Some data are best presented in a table format. Here are tips on how to correctly present a table. Remember to include a description that goes ABOVE the table.

Tips on presenting results in a table.

Graphs come in many types: Line graphs, Bar graphs, Scatter plots, Pie charts, etc. The best fit for the data will depend on the experiment. Remember to include a description that goes BELOW the graph.

Tips for presenting results in a graph

12 Responses to Presenting Results

  1. Thomas

    Hey, Im not sure if i have variables or not. My project is about surface tension. I put objects on water and canola oil to see if surface tension holds them up or not. Please help me i only have a few days (2 days)

  2. Dr. Maille Lyons

    Thomas – you do have variables!

    Your INDEPENDENT variable is the “thing” you varied or changed. It sounds to me like the objects were different ? so if you put different objects on oil and water then this was one of your independent variables. The other INDEPENDENT variable would be the liquids. Water (sounds like your control) and oil (your experimental situation)

    Your DEPENDENT variable is the “thing” you measured. It sounds like you either counted yes/no for if the liquid held up the object or maybe you timed how long it took before the object fell through? Either way, your DEPENDENT variable is the yes/no condition or the time.

    Dr. Lyons

  3. Annette

    I am trying to show results for comparing popcorn popped. One is butter the other is extra butter.
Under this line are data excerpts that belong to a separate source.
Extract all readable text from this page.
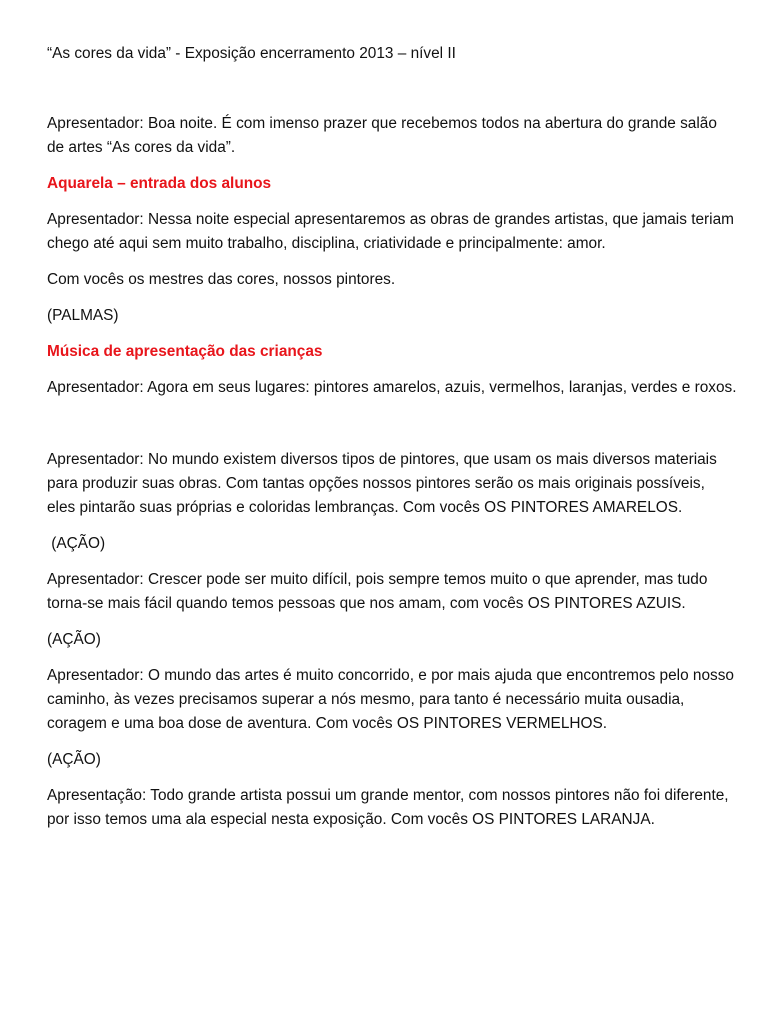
“As cores da vida” - Exposição encerramento 2013 – nível II

Apresentador: Boa noite. É com imenso prazer que recebemos todos na abertura do grande salão de artes “As cores da vida”.

Aquarela – entrada dos alunos

Apresentador: Nessa noite especial apresentaremos as obras de grandes artistas, que jamais teriam chego até aqui sem muito trabalho, disciplina, criatividade e principalmente: amor.

Com vocês os mestres das cores, nossos pintores.

(PALMAS)

Música de apresentação das crianças

Apresentador: Agora em seus lugares: pintores amarelos, azuis, vermelhos, laranjas, verdes e roxos.

Apresentador: No mundo existem diversos tipos de pintores, que usam os mais diversos materiais para produzir suas obras. Com tantas opções nossos pintores serão os mais originais possíveis, eles pintarão suas próprias e coloridas lembranças. Com vocês OS PINTORES AMARELOS.

(AÇÃO)

Apresentador: Crescer pode ser muito difícil, pois sempre temos muito o que aprender, mas tudo torna-se mais fácil quando temos pessoas que nos amam, com vocês OS PINTORES AZUIS.

(AÇÃO)

Apresentador: O mundo das artes é muito concorrido, e por mais ajuda que encontremos pelo nosso caminho, às vezes precisamos superar a nós mesmo, para tanto é necessário muita ousadia, coragem e uma boa dose de aventura. Com vocês OS PINTORES VERMELHOS.

(AÇÃO)

Apresentação: Todo grande artista possui um grande mentor, com nossos pintores não foi diferente, por isso temos uma ala especial nesta exposição. Com vocês OS PINTORES LARANJA.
Can you give me some ideas on how to set up the results?

  4. Annette

    Should I include pictures?

  5. Quenmum

    My son science fair project is changing 3 ingredients in making cookies…adding more sugar, adding milk instead and by adding oil… Is this a bar graph and if so how? Thanks

    • Dr. Maille Lyons

      As long as you measured something that generated a number, then what goes on the y-axis with the “treatment” on the x-axis = 1 bar for each treatment (more sugar; milk no oil; third change).

      You could measure cookie diameter; cookie height; etc. it must be a number, not just “that one looks best”

      Good luck

  6. Melanie

    My daughter is doing a science fair project on added decomposers. The experiment she did was slicing an apple and having yeast added to some of the slices and nothing added to the other slices. How would we do an graph on something like this??

    • Dr. Maille Lyons

      What did she measure?

      Time to decomposition? Percent decomposition? Weight loss of Apple?

      Whatever was measured goes on the y-axis; you would make a bar graph with (nothing/control) as one bar and (yeast) as the other bar.

      • Melanie

        We have kept track of the time of decomposition, and have taken pictures to show the difference of the two apples slices ( one with yeast added and the other with nothing added) What would the experimental variable be and the controlled variable be?

  7. Melanie

    We have kept track of the rotting difference between the two apples one with added yeast and the other with nothing being added. We have taken pictures over a 2wk period. What would the experimental variable be and the controlled variables??